Early stage investments have already climbed close to $4 billion this year, according to a report published by StartUp Health, which is fostering an ecosystem of emerging companies in the healthcare sector. 
By Jack McCarthy
07:37 AM

Funding for digital health companies reached new heights in the first half of 2016, totaling $3.9 billion invested in 155 deals for seed and Series A rounds, according to a report by StartUp Health. 

The five leading investment groupings were patient experience with $958 million, wellness with $854 million, personalized medicine with $524 million, big data analytics with $406 million and workflow with $328 million.

"Personalized health has become an explosive winner while patient experience maintains strong and steady growth," the report said.

In 2015 early stage investments for the first half of the year amounted to 3.5 billion, reaching $7 billion for the year.
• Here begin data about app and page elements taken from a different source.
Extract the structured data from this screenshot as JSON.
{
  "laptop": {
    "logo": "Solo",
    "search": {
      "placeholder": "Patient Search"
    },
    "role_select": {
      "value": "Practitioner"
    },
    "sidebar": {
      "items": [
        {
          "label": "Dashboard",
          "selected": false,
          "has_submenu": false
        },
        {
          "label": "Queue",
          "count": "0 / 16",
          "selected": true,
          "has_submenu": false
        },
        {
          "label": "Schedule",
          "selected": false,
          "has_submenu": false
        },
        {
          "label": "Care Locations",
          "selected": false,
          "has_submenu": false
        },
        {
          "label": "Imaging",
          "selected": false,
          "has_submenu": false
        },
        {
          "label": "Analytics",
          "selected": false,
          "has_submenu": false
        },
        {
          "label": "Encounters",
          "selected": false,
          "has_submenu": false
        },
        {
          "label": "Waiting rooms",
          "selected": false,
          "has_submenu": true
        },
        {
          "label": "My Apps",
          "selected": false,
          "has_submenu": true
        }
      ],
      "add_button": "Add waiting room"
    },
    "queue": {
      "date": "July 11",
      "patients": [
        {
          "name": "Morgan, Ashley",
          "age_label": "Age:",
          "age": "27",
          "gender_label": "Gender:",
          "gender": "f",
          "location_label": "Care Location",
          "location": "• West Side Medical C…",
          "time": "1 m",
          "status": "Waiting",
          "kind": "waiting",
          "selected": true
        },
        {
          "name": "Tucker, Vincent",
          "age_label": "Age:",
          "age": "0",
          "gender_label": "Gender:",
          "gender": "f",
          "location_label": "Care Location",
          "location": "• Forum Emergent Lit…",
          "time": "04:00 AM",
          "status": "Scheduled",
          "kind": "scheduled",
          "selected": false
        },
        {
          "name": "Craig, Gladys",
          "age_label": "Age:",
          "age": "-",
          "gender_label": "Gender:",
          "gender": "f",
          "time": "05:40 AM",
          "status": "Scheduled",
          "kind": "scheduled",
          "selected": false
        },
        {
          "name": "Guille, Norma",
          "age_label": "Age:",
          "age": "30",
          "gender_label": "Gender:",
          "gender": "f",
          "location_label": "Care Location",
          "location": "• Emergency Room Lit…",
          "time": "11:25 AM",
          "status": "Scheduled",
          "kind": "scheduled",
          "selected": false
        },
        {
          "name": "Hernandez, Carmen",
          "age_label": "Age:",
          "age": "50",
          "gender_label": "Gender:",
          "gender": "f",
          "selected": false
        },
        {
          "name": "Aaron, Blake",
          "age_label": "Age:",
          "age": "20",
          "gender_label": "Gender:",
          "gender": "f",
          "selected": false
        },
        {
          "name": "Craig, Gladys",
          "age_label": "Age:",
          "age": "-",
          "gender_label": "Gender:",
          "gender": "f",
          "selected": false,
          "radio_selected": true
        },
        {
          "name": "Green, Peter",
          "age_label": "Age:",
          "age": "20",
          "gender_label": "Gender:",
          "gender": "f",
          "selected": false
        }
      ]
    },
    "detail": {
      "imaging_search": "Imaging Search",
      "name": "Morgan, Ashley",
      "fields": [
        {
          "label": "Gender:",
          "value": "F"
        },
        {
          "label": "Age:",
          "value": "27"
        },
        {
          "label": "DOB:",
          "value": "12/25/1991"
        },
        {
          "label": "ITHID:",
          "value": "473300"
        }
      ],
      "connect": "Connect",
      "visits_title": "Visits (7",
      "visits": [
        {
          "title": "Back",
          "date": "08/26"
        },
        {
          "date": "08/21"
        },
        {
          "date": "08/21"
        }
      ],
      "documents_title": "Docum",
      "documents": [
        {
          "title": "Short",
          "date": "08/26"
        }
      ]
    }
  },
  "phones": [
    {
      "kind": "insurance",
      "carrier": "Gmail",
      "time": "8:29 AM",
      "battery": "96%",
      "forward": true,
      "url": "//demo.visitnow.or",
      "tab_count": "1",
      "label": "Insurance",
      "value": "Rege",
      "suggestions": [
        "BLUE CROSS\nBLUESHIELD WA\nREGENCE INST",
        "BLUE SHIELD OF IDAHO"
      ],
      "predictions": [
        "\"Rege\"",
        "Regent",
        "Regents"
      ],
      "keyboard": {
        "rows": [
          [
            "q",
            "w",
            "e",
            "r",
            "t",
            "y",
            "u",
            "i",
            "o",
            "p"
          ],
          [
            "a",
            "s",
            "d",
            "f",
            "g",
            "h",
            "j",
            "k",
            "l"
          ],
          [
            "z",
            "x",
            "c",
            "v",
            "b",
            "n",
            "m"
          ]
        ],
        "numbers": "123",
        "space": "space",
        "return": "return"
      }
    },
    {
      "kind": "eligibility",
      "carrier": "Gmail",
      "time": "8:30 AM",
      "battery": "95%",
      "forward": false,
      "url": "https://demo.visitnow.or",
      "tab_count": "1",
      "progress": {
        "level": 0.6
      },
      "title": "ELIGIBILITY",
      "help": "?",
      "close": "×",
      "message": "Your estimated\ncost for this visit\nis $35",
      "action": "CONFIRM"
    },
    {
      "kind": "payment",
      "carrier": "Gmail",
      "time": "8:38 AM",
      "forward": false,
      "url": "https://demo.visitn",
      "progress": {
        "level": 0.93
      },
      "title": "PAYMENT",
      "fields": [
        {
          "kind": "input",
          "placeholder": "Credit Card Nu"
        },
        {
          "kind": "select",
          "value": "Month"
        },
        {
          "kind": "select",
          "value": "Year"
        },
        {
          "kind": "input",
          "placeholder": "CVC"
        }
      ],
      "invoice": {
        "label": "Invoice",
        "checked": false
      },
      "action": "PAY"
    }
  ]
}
In 2015, $2.9 was invested in the first half, and the year-end total was $6 billion.

[Also: Hospitals rank population health, value-based care, patient experience as top strategic drivers of precision medicine]

Terming these rounds an "early stage ecosystem," the report said there was an almost even amount of seed and series A deals in the first half of 2016, making up nearly 65 percent of all funding rounds, though Series A deals garnered more capital. 

StartUp Health’s report continued, however, that seed round companies are facing the pressures of being new businesses. "Companies receiving seed financing are burdened with proving their model works on little capital, while opportunities for Series A funding remain abundant," the report said.

So far this year, 450 investors have deployed capital to the healthcare sector, with 21 organizations investing in deals.

Wellness and insurance company Oscar received $400 million, followed by Human Longevity, a big data and diagnostics firm with $220 investment, Flatiron, a big data and personalized medicine company at $175 million, and Clover, a wellness and insurance provider at $160 million. 

"Oscar has continued to blaze an innovative trail through traditional health insurance as a new generation of mobile- literate, 'young invincible' look for affordable, engaging and simple solutions for their insurance,” the report noted. “Simpler models, successful in their own ways, have followed suit as three of the top deals year to date focused on tech-centered insurance.”

StartUp Health also indicated that a growing number of genome-sequencing companies and medical device makers are attracting funding, as are health-centric startups focusing on consumers ages 50 and older.